The tell is general: if you can write the sequence of steps in the docstring, it belongs in the code, not in the model’s head.
When you actually do need one
To be fair to agents, here’s the flip side — the shape of a task that earns the tax.
You’re building a coding assistant that, given “the integration test is flaky, fix it,” has to: read the test, form a hypothesis, grep for the relevant source, read it, maybe run the test to confirm the failure, edit, re-run, and iterate until green. You cannot write that sequence in advance. How many files it reads, whether it needs to run the test twice or five times, which functions it greps for — all of it depends on what it finds along the way.
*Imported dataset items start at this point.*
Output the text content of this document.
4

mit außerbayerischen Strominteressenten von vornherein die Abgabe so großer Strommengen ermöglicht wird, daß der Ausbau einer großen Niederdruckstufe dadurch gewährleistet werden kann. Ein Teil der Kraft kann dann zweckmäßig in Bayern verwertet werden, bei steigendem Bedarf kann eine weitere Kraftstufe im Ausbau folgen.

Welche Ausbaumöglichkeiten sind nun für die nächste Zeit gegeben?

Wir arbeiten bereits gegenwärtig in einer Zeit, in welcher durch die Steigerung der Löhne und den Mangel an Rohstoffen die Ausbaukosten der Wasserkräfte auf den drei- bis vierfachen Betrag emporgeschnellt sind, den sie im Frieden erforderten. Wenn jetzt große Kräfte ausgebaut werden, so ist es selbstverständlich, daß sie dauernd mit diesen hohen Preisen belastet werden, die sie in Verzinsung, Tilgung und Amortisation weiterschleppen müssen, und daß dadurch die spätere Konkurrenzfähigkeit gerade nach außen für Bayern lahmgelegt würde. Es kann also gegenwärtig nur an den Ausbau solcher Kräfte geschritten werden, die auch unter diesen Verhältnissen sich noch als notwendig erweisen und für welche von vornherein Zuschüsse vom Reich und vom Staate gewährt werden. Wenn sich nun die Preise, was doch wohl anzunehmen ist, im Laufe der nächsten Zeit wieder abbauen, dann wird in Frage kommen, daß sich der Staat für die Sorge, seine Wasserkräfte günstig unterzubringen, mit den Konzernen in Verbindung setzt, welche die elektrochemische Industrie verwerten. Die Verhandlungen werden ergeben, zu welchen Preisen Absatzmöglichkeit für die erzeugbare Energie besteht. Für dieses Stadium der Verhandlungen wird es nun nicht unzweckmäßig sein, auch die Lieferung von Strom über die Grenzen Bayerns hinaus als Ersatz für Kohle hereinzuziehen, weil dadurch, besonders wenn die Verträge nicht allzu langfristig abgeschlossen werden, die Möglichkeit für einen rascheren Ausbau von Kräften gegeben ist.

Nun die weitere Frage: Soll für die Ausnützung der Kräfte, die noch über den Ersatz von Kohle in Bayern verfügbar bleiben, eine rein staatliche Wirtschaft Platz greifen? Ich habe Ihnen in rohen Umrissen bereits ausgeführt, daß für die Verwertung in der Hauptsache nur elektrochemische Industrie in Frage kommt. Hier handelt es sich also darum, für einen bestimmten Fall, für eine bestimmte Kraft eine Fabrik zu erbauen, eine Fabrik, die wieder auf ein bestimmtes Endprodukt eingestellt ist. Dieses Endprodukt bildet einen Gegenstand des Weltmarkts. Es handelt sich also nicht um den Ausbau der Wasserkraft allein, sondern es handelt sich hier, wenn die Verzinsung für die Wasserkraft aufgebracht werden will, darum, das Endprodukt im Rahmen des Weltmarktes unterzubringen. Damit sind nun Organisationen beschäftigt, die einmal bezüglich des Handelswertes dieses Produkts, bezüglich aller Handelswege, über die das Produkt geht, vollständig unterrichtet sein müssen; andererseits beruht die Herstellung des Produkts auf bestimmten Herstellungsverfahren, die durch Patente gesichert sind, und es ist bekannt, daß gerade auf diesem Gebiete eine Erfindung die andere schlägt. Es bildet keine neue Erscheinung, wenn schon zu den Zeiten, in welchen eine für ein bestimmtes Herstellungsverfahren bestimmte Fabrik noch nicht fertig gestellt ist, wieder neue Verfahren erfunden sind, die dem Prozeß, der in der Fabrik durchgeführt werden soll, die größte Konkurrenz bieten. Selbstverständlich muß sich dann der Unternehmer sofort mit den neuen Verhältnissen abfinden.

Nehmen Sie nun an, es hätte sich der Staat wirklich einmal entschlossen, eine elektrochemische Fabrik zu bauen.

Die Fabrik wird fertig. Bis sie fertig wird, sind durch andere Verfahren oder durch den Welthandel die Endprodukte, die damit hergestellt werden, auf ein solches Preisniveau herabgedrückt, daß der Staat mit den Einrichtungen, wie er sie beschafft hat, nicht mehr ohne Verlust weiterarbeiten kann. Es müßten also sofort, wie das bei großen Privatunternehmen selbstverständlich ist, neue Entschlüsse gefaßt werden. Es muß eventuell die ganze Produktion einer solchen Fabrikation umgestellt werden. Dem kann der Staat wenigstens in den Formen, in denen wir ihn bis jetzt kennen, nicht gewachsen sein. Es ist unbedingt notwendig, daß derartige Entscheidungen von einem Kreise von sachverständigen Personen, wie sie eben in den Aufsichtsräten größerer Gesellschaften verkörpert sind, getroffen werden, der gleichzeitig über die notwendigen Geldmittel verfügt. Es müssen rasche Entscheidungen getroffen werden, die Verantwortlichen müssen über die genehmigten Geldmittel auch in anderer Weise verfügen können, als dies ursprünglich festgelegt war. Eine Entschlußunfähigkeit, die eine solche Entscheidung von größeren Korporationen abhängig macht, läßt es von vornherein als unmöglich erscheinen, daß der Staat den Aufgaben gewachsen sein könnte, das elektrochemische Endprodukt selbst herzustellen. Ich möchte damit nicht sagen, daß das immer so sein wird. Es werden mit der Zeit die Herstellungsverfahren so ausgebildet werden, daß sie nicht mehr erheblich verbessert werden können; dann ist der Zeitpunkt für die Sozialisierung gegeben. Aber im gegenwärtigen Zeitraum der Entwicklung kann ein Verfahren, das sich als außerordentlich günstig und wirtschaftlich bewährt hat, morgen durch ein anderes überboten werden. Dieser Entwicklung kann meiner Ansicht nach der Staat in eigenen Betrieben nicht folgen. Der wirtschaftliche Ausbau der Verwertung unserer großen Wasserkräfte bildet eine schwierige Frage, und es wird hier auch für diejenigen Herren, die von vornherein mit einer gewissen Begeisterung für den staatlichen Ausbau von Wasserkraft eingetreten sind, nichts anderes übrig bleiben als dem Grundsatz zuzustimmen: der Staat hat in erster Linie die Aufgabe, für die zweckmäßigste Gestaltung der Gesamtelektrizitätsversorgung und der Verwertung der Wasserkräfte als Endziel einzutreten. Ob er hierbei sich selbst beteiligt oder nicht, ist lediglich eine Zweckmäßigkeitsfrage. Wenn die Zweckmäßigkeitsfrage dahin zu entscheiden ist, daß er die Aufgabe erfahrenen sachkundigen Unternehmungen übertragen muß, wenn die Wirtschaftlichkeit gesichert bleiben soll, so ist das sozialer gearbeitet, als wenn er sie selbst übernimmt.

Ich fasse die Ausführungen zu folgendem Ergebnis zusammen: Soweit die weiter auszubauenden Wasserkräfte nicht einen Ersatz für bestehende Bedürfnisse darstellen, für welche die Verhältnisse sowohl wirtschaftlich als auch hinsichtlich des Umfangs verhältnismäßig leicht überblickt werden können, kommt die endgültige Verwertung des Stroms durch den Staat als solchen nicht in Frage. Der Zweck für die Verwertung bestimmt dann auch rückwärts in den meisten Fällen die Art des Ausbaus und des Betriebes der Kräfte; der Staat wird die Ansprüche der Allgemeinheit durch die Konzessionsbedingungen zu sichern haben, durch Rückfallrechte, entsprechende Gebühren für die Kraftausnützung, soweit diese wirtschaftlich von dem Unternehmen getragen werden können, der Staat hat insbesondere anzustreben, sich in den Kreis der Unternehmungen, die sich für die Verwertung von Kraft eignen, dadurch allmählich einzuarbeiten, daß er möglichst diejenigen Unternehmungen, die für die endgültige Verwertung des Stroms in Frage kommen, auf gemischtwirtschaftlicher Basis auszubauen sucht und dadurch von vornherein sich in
The branching factor is enormous and the path is genuinely data-dependent.
That’s the real signature of an agent-shaped task, and it’s narrower than the hype implies:
- The steps aren’t enumerable in advance. Not “long,” but genuinely unknowable — the next action depends on the content of prior observations in a way you can’t flatten into branches.
- The action space is open-ended. The set of useful next moves is large and context-dependent, not a fixed menu of three.
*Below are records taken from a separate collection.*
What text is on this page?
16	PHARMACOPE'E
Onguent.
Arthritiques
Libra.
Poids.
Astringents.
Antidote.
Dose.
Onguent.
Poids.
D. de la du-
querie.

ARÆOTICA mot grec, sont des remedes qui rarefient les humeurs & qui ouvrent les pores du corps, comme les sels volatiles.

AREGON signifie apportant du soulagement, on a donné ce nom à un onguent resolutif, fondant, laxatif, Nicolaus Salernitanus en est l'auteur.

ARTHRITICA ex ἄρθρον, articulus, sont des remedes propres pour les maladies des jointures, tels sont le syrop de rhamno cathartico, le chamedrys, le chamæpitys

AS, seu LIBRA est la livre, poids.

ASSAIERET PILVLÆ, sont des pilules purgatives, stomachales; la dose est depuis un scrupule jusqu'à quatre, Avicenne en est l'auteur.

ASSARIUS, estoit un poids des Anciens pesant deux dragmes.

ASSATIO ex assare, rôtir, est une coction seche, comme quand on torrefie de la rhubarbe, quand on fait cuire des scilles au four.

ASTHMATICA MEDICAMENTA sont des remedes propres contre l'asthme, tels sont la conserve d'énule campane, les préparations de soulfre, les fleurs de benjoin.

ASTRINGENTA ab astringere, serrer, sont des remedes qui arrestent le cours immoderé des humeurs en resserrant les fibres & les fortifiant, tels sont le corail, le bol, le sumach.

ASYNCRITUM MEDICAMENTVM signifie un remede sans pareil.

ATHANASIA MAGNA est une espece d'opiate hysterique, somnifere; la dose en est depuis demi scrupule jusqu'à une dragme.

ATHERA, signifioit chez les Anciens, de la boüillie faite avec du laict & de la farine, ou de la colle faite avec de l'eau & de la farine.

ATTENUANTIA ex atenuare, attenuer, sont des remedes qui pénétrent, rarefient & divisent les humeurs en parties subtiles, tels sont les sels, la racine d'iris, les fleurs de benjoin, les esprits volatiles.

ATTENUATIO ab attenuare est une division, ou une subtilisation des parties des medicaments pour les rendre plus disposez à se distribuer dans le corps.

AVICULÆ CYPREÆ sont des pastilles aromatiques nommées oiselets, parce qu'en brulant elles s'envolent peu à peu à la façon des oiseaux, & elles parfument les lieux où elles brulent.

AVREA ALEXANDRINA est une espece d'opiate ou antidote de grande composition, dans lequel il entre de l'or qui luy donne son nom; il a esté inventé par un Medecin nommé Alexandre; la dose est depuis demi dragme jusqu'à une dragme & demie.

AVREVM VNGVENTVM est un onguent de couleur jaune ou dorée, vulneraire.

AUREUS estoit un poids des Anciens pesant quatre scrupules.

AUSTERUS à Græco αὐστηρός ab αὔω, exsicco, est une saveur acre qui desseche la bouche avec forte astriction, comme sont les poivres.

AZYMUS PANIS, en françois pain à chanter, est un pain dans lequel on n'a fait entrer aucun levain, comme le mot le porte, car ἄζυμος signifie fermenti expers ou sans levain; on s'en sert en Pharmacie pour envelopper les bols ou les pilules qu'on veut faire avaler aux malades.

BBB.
- Feedback is available mid-task. Tests, compilers, search results — the environment can tell the agent whether it’s on track, so the loop has something to correct against. An agent with no mid-run signal is just an expensive way to guess.
- The value justifies the variance. You’re willing to accept nondeterministic cost and latency because a correct autonomous solution is worth much more than a cheap deterministic wrong one.
If you can’t check off most of that list, you have a workflow. And there’s a whole middle ground worth naming: workflows with LLM steps — prompt chains, routing, parallel fan-out, evaluator-optimizer loops with a fixed structure. These get you most of the “AI-powered” capability with almost none of the agent tax, because your code still owns the control flow. Reach for the agent only when the control flow genuinely has to be discovered at runtime.
The checklist I actually run
Before I build anything as an agent, I answer these. Every “no” pushes me toward a workflow or a single call:
- Can I write the steps in advance? If yes → pipeline. Put the sequence in code.
- Is the action space a small fixed menu? If yes → a router (one classification call) plus deterministic branches.
- Is there real feedback mid-task for the loop to correct against? If no → an agent is just guessing in a loop; use a single well-prompted call.
- Can I bound the cost? If I can’t state a hard step cap and a per-run token ceiling, I’m not ready to run it anywhere near production. (This is a retry budget by another name — the same discipline that stops a retry loop from running forever is what stops an agent loop from doing it.)
- Would a wrong intermediate step be caught? If a plausible-but-wrong step silently poisons the rest, the trajectory needs checkpoints — or it needs to not be an agent.
- Is the flexibility worth the tax? If the deterministic version does the job, the burden of proof is on the agent to justify its cost, not the other way around.
The default in this space is to reach for the most capable, most autonomous architecture available and scale down only when forced. Invert it. Start with a single call. Add structure — a chain, a router, fixed branches — only when the task demands it. Hand the control flow to the model only when you genuinely cannot write it yourself. That’s not a limitation on what you can build; it’s how you keep the thing debuggable, affordable, and testable while it’s still small enough to get right. The best agent is often the one you didn’t build.